CSS Organisation - Variables

In the previous post in this series I wrote about organising rule sets in CSS and came to the conclusion that it would be best not to try and avoid all repetition. This means that there is some additional maintenance to be done when changing values that appear in several places. In this post I will look at at the unsophisticated method I use to make this easier as well as a brief mention of some of the other more heavy duty solutions available.

My Solution

In the first post in this series, I discussed having a "table of contents" at the top of the CSS file. Below this I place a list of values used in multiple places in the document, which look something like this:

/*
* Colours used:
*
* Background Green - #8CC63F
* Text Green       - #5A8029
* Footer Grey      - #333
* Border Grey      - #CCC
*
* Dimensions
* 
* Content width - 990px
*/

This provides an easy reference point when adding a new rule which needs to use these values. This also allows for easy find and replace if a value needs to be changed.

Next Step

At Lime Thinking already do some PHP processing of CSS before serving it, for example running it through a minimiser, combining multiple file into one file to reduce HTTP requests. Since we are doing this, we could also use PHP to do some basic variable replacement, the above list could be made to look more like the following:

/*
* Colours used:
*
* $backgroundGreen - #8CC63F
* $textGreen       - #5A8029
* $footerGrey      - #333
* $borderGrey      - #CCC
*
* Dimensions
* 
* $contentWidth - 990px
*/

If the "variables" such as $backgroundGreen are then used in place of the variables in the CSS file, then PHP can be used to find and replace them with the relevant value. This would further reduce the maintenance of the CSS file, although at the step of moving away from having a CSS file that only uses CSS syntax and which can just be applied to a page without the processing.

Heavy Duty Solutions

A similar but more fully featured approach is already available in various CSS frameworks, which amongst other things provide support for CSS variables. These include

These CSS frameworks provide more than just variables, with features such as nesting selectors, mixins, selector inheritance. Whilst these may solve the issue at hand along with several others, there is a learning curve involved with any new tool like these. Much of what they provide appeals to me as a programmer but I can't help feeling that they seem like overkill. I have not fully investigated using one so far but may do at some pint in the future. Personally I have never thought that it was worthwhile learning a completely new syntax to solve some of the annoyances of CSS but then I am not writing CSS all day every day.

Real CSS Variables

There has been discussion over the years about introducing variables directly into CSS, there are many opponents to this though, citing the difficulties of doing so, e.g. dealing with multiple decelerations of the same variable in different files that are all included or imported. Additionally the fact that CSS does not contain variables and other programming devices such as if, then branching, is seen by many as a positive thing which allows easy adoption by non-programmer designers and moving away from this would be to its detriment.

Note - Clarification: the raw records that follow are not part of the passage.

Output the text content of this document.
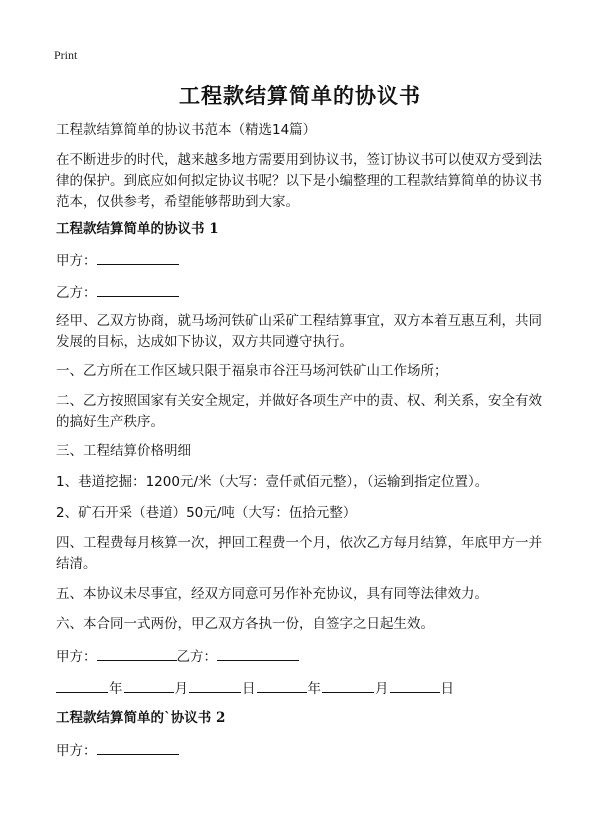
Print
工程款结算简单的协议书
工程款结算简单的协议书范本（精选14篇）
在不断进步的时代，越来越多地方需要用到协议书，签订协议书可以使双方受到法
律的保护。到底应如何拟定协议书呢？以下是小编整理的工程款结算简单的协议书
范本，仅供参考，希望能够帮助到大家。
工程款结算简单的协议书 1
甲方：
乙方：
经甲、乙双方协商，就马场河铁矿山采矿工程结算事宜，双方本着互惠互利，共同
发展的目标，达成如下协议，双方共同遵守执行。
一、乙方所在工作区域只限于福泉市谷汪马场河铁矿山工作场所；
二、乙方按照国家有关安全规定，并做好各项生产中的责、权、利关系，安全有效
的搞好生产秩序。
三、工程结算价格明细
1、巷道挖掘：1200元/米（大写：壹仟贰佰元整），（运输到指定位置）。
2、矿石开采（巷道）50元/吨（大写：伍拾元整）
四、工程费每月核算一次，押回工程费一个月，依次乙方每月结算，年底甲方一并
结清。
五、本协议未尽事宜，经双方同意可另作补充协议，具有同等法律效力。
六、本合同一式两份，甲乙双方各执一份，自签字之日起生效。
甲方：	乙方：
年	月	日	年	月	日
工程款结算简单的`协议书 2
甲方：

Even if there was agreement on the issue, the speed at which new CSS specifications arrive and at which browser developers implement them mean it would be a long wait before they were available in practice.

Conclusion

In the cases of PHP and JavaScript I think the use of frameworks is beneficial in removing a lot of hard work, I am not going to enter into the arguments here though, apart form to say that many of the arguments that apply to them are just not true of CSS. Learning a framework for JavaScript or PHP does not require writing using a new syntax as it does with many CSS frameworks. It feels that whilst it has its annoyances CSS is just not doing something complicated enough to require this additional level of complexity. The simple method I suggested first seems more in keeping with the simplicity of CSS than some of these other solutions.